What kind of similarities do you see between your involvement in white supremacist groups in the late ’80s and ’90s, and Charlottesville?

I see those people who are marching in the khakis, with the polo shirts, and torches, they probably feel marginalized, vulnerable, and got into that movement because they were looking for a sense of belonging in the world—where frankly there’s a lot of confusion right now. Young people don’t have the opportunities that they used to. Our national identity is struggling because we’re so divided.

Young people are naturally idealistic and if they sense something is broken, destroying the world feels like saving the world. Until the very end of my involvement in these groups, I thought I was saving the world, I thought I was doing the right thing.

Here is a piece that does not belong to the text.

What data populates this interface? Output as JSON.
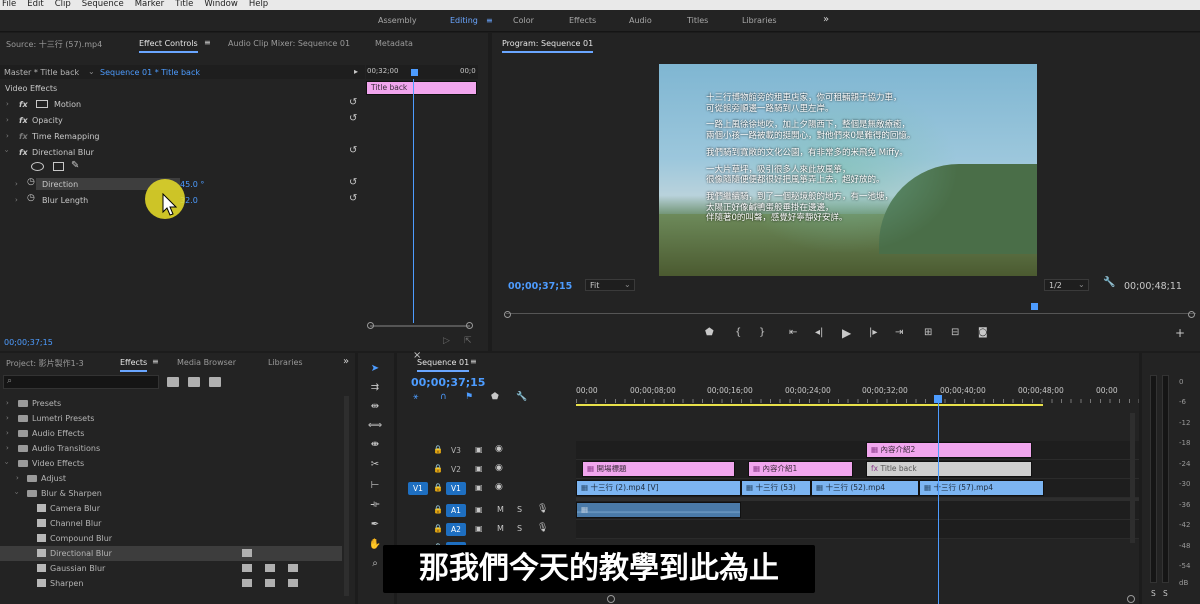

And I couldn’t understand why everyone else didn’t agree with me. The people in Charlottesville are being manipulated, they’re being fooled. I think we have to look at them as human beings because they are. We can’t put them in jail for speaking their mind, but we can change them, we can educate them, and provide them with things that they need.

Earlier this year, Trump didn’t follow through on an Obama-era grant to fight hate groups in the U.S. How has that impacted your organization?

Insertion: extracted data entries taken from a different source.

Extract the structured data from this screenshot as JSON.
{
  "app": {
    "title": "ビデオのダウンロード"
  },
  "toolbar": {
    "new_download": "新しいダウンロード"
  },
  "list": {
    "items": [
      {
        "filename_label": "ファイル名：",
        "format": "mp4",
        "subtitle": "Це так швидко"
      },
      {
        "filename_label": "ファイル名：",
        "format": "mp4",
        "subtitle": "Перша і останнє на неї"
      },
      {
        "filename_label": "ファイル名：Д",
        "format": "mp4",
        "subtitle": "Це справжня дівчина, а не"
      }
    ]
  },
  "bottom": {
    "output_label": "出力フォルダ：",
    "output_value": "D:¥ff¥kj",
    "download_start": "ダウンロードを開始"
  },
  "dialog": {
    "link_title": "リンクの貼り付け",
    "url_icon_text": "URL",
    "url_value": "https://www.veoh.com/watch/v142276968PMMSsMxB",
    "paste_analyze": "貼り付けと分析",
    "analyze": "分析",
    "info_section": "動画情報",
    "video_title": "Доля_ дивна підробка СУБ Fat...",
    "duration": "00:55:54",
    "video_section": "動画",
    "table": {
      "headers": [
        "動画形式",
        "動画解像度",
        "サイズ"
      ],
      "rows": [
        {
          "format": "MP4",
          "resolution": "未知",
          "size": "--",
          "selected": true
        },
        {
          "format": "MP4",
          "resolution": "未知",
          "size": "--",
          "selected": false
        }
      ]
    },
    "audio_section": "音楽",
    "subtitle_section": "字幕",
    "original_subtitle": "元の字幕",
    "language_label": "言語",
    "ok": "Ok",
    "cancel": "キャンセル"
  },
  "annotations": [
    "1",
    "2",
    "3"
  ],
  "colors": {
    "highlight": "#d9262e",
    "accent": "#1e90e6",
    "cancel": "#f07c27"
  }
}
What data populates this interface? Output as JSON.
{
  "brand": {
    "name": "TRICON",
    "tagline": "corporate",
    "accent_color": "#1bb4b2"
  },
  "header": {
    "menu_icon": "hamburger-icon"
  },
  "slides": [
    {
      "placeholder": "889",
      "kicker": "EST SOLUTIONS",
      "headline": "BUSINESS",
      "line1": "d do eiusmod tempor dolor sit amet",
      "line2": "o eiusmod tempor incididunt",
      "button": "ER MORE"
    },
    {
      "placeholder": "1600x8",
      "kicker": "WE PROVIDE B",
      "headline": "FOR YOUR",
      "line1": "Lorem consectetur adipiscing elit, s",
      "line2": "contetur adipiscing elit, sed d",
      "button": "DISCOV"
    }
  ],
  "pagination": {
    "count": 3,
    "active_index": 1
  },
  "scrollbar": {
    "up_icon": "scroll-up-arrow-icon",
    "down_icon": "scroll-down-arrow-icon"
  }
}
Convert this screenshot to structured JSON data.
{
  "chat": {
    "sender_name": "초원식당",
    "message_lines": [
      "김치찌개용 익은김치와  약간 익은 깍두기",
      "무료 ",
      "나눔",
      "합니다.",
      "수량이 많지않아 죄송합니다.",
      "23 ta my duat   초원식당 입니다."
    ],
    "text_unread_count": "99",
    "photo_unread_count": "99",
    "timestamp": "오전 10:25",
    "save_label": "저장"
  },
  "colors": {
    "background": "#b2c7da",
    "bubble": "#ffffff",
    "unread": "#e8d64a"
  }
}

It was disappointing. Life After Hate was awarded $400,000 under President Obama to develop an online intervention program, which is greatly needed because that is where so much of this radicalization is happening. In June, the Trump administration pulled the money without any reason. We weren’t given any new criteria or data as to why we were turned down.

We felt like we had a project that was ready to roll out. Certainly after Charlottesville, we believe that maybe our methods could have gotten to the driver of the car [that killed the counter-protester] because it was a pretty prolific program. Since Charlottesville, we’ve launched a crowdfunding campaign that’s raised over $300,000 in two weeks. We are a little more hopeful now.

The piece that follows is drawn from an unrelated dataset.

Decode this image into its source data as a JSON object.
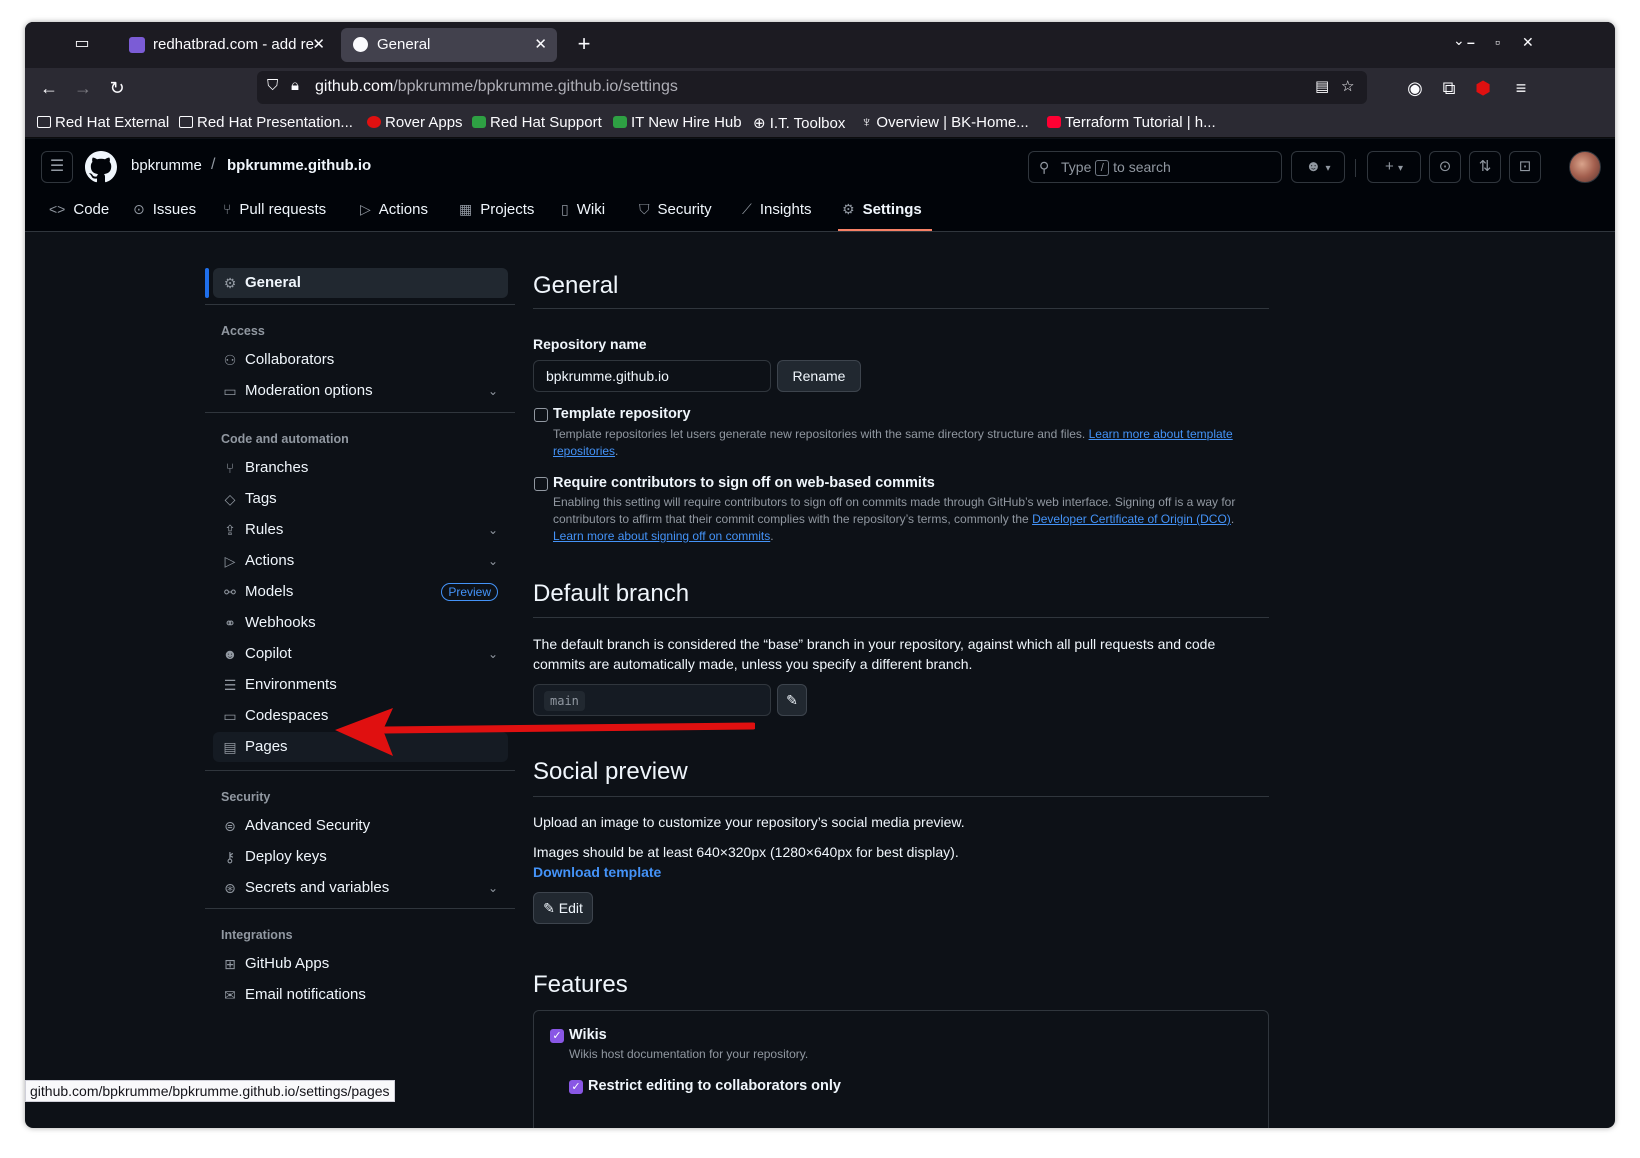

What can family members or friends do to help deescalate or disengage a loved one from one these hate groups?

One: Don’t argue, it doesn’t solve anything. I get frustrated sometimes. When I hear them say wrong, insane, and hurtful things that I used to say, I want to reach out and shake them sometimes—but I know I can’t. I know that that’s going to break the trust, and I know they’re not going to have an open mind.

Two: Provide support for the things that they’re passionate about outside of that movement.

Three: Bring them in, draw them in closer, surround them with love so that they don’t have to seek it in negative ways. We need to be more inclusive of people we think are bad, because the reason they are bad oftentimes is because they’ve been put on a sideline. They think opportunity doesn’t exist for them, and they’ve found a very black and white solution in this movement to a very complex problem. They are taking their own self-hatred, and they are putting it on other people.

Telling them they shouldn’t hate Jews because it’s wrong, or hate black people because it’s wrong, is not going to penetrate them. They live in another reality. Let’s say you land on one these fake news sites, or propaganda sites, just like Dylann Roof did, where it inflated an improper statistic on black-on-white crime. Then all of sudden these websites start feeding you similar sites and you go down a rabbit hole where the only information you receive is this narrative. So when someone comes to you with an opposite narrative, you think they’re nuts.

Why do you think we’re still dealing with white supremacy in 2017?

We’re not calling white supremacy what it is, and that’s terrorism. Until white extremism—like what happened in Charleston; Oak Creek, Wisconsin; Portland; or even Charlottesville—is classified as terrorism, I don’t think it’s going to get the same resources and attention. In a few weeks or a month, we’ll stop talking about Charlottesville and go back to talking about ISIS. When in fact, since 9/11 more Americans have been killed on U.S. soil by white supremacists than by any other foreign or domestic terrorist group by a factor of two. While ISIS-inspired terrorism is a real threat, and we certainly shouldn’t take our eye off the ball. We already have a domestic terrorism problem within our own borders that we are completely ignoring.